Isu remaja secara spesifik menjadi pembahasan pada hari kedua Konferensi Internasional Managemen Kesehatan Reproduksi, 7 Mei 2008), dalam sesi Investing in the Largest Group of Population: The Youth. Empat remaja dari 4 negara mendapatkan kesempatan untuk menceritakan pengalaman organisasi mereka yang berkaitan dengan remaja, masing-masing Lingga Tri Utama dari PKBI DIY (Indonesia), Mark Chito Telesforo L. Jr., MD dari VPHCSI (Filipina), Kumar Sanjay dari Pathfinder International (India) dan DR. Mohamed Afifi dari Takamol Project (Mesir).
Menurut mereka permasalahan utama kesehatan reproduksi dan seksual bagi remaja, berada dalam ruang kurangnya akses informasi. Keadaan ini membawa dampak buruk bagi kehidupan remaja, yang juga turut menentukan masa depan mereka. Sayangnya, lingkungan sosial justru memperkuat terhalangnya akses informasi mengenai kesehatan reproduksi dan seksual bagi remaja. Kasus di India, 16% dari remaja perempuan berusia 15-19 tahun telah memiliki bayi yang disebabkan pernikahan di usia muda (rata-rata 16 tahun). Nilai-nilai tradisional di India terus melegalkan keadaan ini dan berdampak pada buruknya sistem perencanaan keluarga para pasangan muda.
Konsep pendidik sebaya (peer educator) masih menjadi kunci utama dari upaya menyebarkan informasi yang benar mengenai kesehatan reproduksi di kalangan remaja seperti yang dilakukan VPHCSI, PKBI DIY, dan Takamol Project.
Selain itu, upaya-upaya lain juga dikembangkan, advokasi pendidikan kesehatan reproduksi dan seksual agar masuk dalam kurikulum sekolah, seperti yang sedang diperjuangkan PKBI DIY, dan proses dialog dan negosiasi dengan instansi atau tokoh masyarakat, seperti yang dilakukan oleh Takamol Project yang mencoba bernegosiasi dengan tokoh-tokoh agama yang memang memiliki posisi penting di Mesir.
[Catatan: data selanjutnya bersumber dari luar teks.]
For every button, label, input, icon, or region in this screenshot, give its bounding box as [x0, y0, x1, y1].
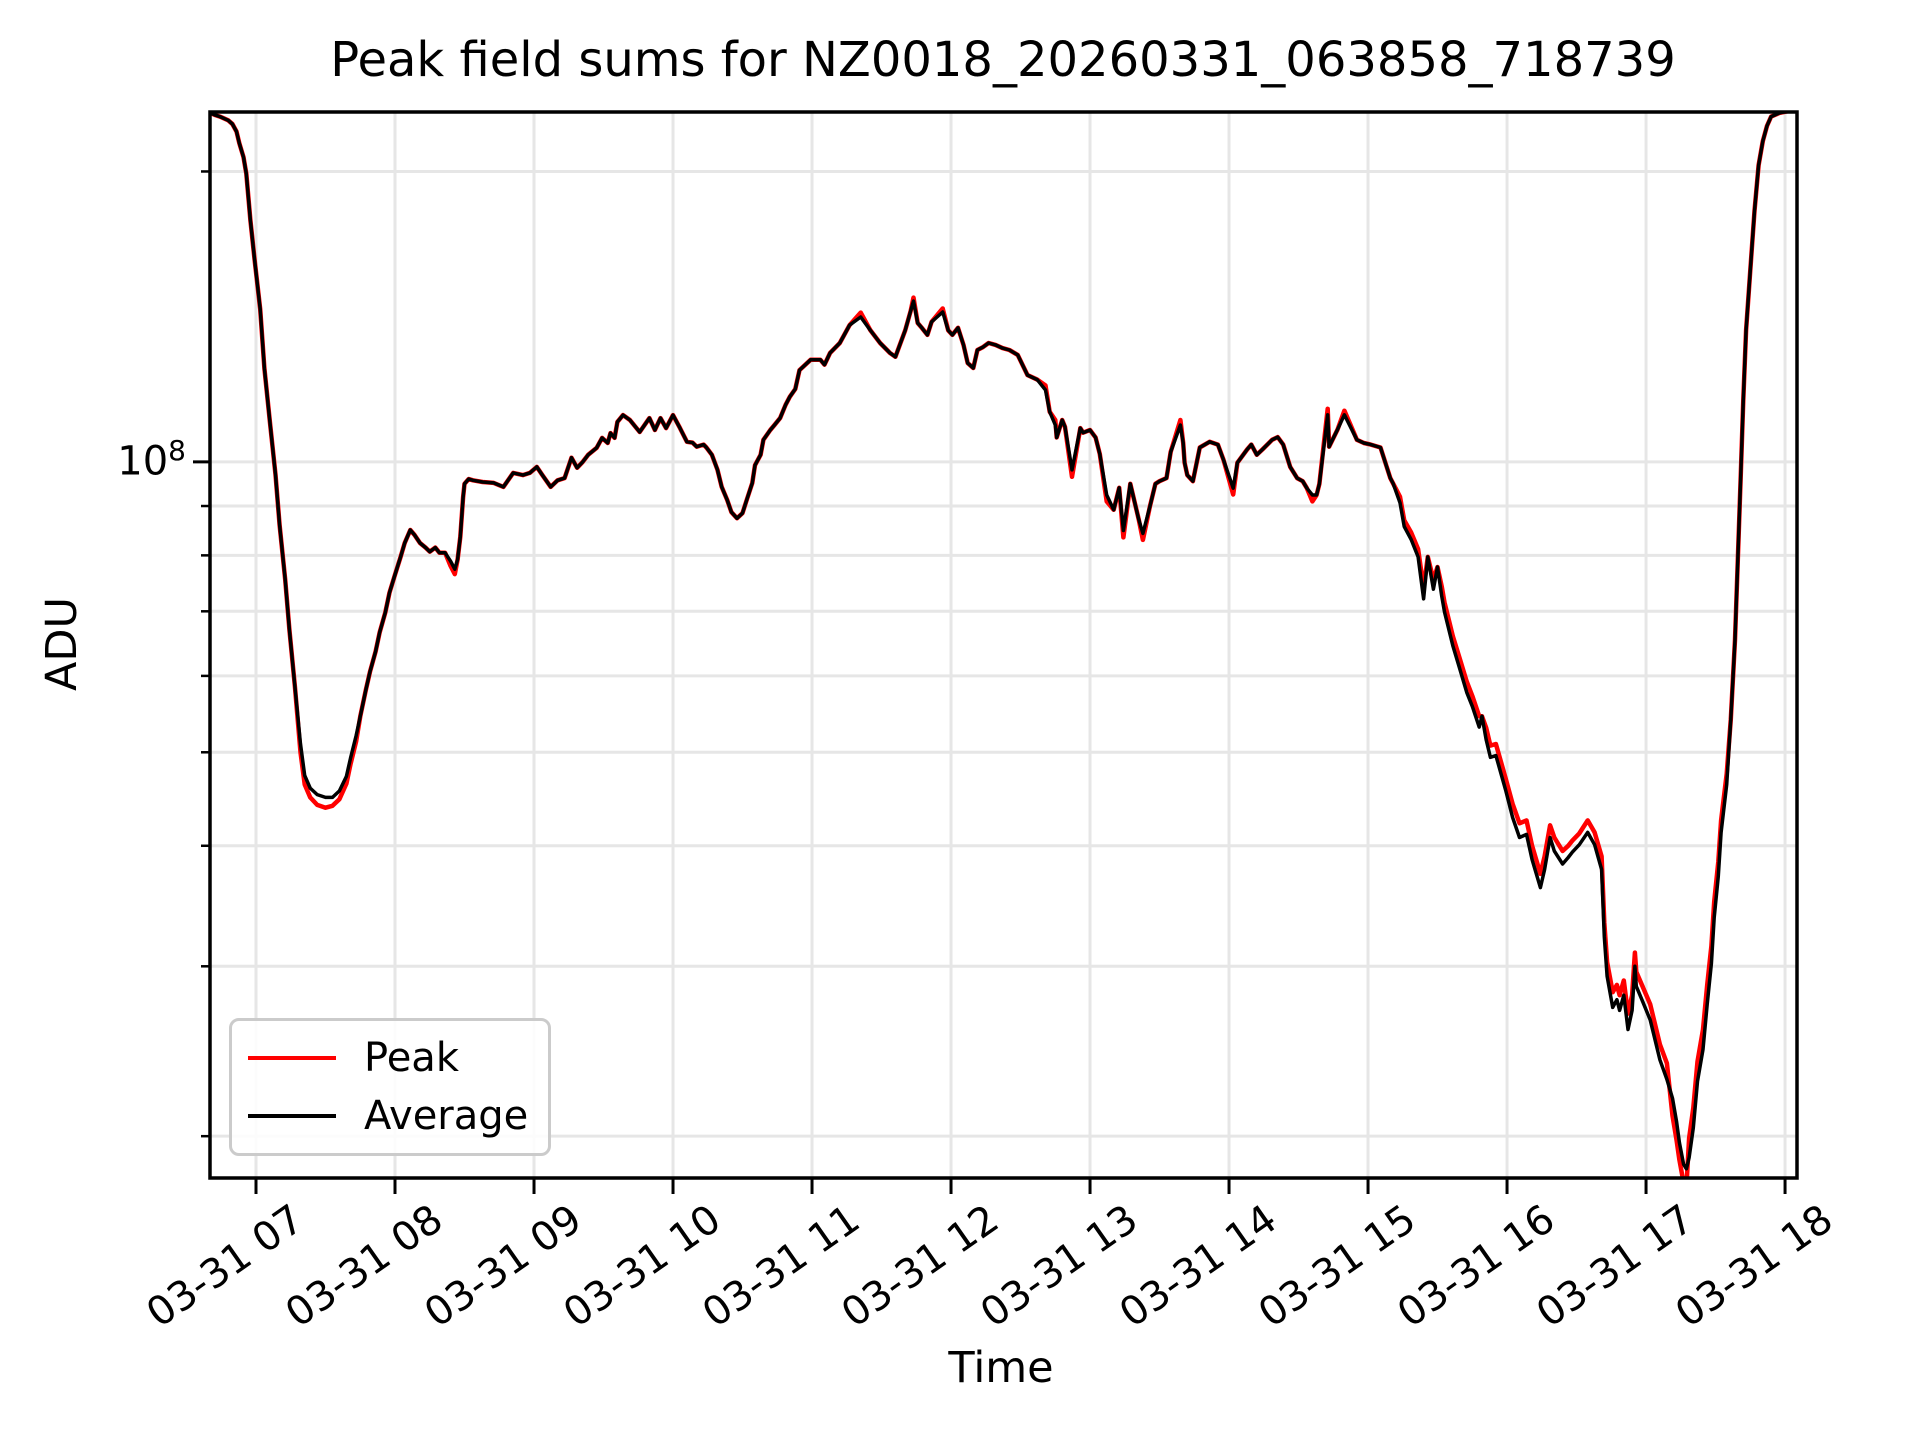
- legend-label-peak: Peak: [364, 1035, 459, 1081]
- chart-title: Peak field sums for NZ0018_20260331_0638…: [330, 32, 1676, 88]
- peak-line-icon: [248, 1056, 336, 1060]
- legend-item-peak: Peak: [248, 1035, 548, 1081]
- legend: Peak Average: [229, 1018, 551, 1156]
- average-line-icon: [248, 1114, 336, 1118]
- legend-label-average: Average: [364, 1093, 529, 1139]
- x-axis-label: Time: [948, 1343, 1054, 1393]
- y-tick-exponent: 8: [168, 434, 186, 467]
- legend-item-average: Average: [248, 1093, 548, 1139]
- y-tick-label: 108: [117, 434, 186, 484]
- y-tick-base: 10: [117, 438, 169, 485]
- y-axis-label: ADU: [37, 597, 87, 691]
“Memang tidak semua tokoh agama mendukung program kami, karena masalah kesehatan reproduksi masih dianggap sebagai sesuatu yang tabu di Mesir. Kami mencoba mengumpulkan beberapa tokoh agama yang bersedia melakukan dialog bersama kami dengan membahas hadis yang mendukung isu ini,” kata Dina Bebawi dari Takamol Project pada sesi Poster Presentation.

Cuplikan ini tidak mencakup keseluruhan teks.